While preoccupation with heat related illness is silly, I would really love if everyone familiarized themselves with all the signs and symptoms so that fewer people’s fun summer outings ended in the ER.
Lollipop-
Raising a generation of vampires? Just as long as they don’t sparkle.
Amanda-
I’d say tell the kids to go behind a bush but then they’d be labelled sex offenders.
@Warren
My kids climbed on the toilet and then the sink to reach the medicine cabinet once to get into the liquid children’s pain reliever. I guess they liked the grape flavor.
I would guess that a school lockdown due to a “domestic violence incident” would be because the spouse of a school employee showed up at the school and caused trouble, or had threatened to do so.
When I was thirteen, I spent two weeks in the hospital because my doctor thought I was mentally ill– I was actually just really, really hormonal because sometimes that stuff gets out of whack and I’m fine now– but the doctor basically prescribed enough drugs to knock out an elephant for me to take twice a day because I wasn’t “improving” and I was really, really sick for a while. I don’t think it’s that common though because the hospital thought I was a junkie and didn’t believe me until being faxed the dosages by my doctor.
Natalie-
Makes sense when I was five years old,before swimming lessons started I jumped into the deep end of the pool.
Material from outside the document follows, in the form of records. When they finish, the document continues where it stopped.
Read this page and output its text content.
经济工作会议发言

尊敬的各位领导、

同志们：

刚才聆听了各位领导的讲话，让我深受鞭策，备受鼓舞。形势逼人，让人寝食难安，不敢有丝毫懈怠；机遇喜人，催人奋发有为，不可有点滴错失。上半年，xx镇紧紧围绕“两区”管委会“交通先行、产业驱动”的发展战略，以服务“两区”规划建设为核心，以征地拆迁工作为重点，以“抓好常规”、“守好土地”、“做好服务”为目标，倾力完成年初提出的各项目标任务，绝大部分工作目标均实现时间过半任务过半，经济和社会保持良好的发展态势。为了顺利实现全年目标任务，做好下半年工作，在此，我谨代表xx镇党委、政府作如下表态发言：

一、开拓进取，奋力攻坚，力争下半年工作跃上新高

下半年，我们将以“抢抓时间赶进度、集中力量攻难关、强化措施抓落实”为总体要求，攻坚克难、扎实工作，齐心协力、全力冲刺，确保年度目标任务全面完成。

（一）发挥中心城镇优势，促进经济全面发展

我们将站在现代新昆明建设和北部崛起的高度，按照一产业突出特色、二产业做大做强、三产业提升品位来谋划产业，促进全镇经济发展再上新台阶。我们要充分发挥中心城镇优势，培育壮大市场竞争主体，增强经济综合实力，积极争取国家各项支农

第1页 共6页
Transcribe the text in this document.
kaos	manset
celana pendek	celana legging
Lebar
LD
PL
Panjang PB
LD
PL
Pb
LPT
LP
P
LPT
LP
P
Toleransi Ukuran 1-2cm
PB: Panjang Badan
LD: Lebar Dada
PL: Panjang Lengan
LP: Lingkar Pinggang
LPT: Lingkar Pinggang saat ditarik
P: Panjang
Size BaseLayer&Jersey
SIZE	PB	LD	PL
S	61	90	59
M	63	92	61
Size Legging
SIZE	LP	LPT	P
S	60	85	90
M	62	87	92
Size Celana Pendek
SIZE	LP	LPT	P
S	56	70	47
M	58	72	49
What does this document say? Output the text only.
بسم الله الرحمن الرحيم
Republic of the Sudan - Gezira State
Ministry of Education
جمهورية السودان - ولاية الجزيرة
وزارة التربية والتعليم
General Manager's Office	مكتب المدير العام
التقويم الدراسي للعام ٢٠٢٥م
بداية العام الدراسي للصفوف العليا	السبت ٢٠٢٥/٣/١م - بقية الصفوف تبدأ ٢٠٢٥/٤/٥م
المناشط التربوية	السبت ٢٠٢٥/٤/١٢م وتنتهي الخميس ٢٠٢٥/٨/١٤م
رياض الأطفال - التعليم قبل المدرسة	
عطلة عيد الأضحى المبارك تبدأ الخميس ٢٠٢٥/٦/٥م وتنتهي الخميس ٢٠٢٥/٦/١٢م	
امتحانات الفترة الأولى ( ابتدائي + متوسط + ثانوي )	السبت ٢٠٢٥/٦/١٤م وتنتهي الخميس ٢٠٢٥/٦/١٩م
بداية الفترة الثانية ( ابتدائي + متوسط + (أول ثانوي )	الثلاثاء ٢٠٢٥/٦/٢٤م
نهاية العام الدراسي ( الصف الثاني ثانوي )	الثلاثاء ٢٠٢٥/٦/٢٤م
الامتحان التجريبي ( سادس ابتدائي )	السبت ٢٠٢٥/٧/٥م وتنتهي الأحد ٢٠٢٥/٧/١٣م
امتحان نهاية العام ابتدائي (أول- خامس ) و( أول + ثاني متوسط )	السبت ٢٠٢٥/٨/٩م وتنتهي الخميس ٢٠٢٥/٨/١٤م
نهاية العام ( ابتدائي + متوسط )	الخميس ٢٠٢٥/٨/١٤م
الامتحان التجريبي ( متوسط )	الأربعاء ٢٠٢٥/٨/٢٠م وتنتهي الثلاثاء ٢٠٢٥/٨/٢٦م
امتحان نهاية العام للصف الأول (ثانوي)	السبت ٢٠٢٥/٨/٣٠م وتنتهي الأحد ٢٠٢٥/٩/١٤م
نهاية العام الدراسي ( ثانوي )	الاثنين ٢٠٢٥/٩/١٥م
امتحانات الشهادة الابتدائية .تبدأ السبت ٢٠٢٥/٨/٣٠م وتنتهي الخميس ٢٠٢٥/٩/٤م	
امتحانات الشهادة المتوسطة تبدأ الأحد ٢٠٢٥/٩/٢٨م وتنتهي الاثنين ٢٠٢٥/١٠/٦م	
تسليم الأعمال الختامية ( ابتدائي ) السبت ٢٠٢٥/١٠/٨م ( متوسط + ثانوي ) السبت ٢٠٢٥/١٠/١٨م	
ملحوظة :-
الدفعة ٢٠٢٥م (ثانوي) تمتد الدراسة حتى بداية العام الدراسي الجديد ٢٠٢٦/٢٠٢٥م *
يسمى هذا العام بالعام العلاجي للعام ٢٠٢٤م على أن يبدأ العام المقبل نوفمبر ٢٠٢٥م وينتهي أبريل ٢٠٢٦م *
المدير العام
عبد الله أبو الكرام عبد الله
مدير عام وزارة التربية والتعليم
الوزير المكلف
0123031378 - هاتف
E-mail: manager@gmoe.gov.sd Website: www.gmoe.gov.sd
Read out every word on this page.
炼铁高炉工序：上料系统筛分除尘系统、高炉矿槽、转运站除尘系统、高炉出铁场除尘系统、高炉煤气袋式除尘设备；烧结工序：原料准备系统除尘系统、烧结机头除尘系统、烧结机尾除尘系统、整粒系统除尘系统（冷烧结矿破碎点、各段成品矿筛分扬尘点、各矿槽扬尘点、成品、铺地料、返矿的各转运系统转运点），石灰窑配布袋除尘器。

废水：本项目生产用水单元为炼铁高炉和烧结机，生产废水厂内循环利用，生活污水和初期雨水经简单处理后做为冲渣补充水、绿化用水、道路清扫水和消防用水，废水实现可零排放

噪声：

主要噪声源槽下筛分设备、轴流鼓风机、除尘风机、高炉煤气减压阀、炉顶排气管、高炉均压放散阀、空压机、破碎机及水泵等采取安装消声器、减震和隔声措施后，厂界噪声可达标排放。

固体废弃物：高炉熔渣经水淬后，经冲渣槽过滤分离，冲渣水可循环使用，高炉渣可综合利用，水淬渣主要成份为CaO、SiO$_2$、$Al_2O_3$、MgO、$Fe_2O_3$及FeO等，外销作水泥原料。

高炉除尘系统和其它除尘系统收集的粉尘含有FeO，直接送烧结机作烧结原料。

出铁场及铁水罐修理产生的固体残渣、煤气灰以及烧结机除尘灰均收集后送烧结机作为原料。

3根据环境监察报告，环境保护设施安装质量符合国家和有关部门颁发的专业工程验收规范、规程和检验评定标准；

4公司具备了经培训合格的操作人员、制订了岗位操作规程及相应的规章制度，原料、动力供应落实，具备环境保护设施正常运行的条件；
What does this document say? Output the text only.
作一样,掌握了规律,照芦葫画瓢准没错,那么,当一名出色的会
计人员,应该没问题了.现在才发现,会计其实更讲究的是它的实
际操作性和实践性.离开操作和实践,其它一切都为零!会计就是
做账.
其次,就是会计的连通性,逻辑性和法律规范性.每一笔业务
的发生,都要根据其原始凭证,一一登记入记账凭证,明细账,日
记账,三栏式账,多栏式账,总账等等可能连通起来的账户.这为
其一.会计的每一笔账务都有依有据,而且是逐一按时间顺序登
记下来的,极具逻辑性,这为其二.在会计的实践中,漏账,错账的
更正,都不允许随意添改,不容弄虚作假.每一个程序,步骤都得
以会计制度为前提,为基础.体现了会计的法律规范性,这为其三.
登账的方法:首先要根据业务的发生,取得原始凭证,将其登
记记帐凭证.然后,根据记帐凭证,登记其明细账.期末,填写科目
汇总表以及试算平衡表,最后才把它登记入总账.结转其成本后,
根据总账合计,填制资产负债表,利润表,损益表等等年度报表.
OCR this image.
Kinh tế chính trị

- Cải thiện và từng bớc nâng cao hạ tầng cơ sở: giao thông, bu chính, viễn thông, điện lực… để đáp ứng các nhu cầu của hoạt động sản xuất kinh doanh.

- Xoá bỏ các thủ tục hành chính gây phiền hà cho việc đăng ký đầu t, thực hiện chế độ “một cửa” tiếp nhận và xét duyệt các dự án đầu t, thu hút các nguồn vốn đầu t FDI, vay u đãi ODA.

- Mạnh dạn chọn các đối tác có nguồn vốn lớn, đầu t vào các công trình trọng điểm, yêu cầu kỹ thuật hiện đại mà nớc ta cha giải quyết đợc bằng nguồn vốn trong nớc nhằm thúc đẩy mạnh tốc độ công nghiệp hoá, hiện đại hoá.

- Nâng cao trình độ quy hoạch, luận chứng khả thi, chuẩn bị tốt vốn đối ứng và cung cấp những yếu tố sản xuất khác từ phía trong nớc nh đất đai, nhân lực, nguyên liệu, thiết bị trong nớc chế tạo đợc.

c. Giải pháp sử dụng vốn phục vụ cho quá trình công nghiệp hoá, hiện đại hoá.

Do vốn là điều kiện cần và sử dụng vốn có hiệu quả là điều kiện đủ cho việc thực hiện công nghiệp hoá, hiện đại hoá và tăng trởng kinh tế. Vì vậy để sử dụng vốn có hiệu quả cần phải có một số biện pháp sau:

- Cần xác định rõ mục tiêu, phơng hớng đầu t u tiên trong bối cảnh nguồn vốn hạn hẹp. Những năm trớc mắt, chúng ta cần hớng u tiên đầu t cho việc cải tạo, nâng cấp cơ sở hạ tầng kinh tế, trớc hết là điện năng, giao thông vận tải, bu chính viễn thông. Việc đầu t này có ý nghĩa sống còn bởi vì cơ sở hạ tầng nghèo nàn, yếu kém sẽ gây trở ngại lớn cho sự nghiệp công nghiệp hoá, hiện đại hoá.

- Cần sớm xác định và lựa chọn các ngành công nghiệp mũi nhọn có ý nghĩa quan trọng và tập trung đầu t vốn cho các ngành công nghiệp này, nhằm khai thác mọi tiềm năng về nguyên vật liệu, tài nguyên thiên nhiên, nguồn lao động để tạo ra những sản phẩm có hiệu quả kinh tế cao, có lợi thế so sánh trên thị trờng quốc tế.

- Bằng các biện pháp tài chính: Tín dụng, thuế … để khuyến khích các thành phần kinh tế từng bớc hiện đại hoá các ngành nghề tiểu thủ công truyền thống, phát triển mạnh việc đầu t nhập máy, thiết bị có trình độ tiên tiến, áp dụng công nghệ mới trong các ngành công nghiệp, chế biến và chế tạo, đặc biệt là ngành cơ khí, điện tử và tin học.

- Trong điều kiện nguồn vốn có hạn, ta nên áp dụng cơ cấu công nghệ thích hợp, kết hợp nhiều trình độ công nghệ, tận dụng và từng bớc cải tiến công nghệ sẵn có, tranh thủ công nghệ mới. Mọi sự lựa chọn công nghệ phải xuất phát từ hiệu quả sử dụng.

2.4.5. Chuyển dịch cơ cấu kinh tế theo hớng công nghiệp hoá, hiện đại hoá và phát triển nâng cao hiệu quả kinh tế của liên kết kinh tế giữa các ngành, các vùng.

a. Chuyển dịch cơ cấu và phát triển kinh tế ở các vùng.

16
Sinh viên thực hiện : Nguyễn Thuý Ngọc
Started to drown,I remember just laying their in the water and starting to black out. Then was saved by the lifeguard.
After that I kept taking swimming lessons,went back the next week I believe and became a competent swimmer.
I do recommend a life guard of adult to watch small children. Ten seems kind of old for a child to drown though,likely didn’t have enough swimming lessons or practice.
With medicine it depends on the kids. My Mother said me and my sister ignored the medicine in the cabinet,but two boys she had to babysit where obsessed over it.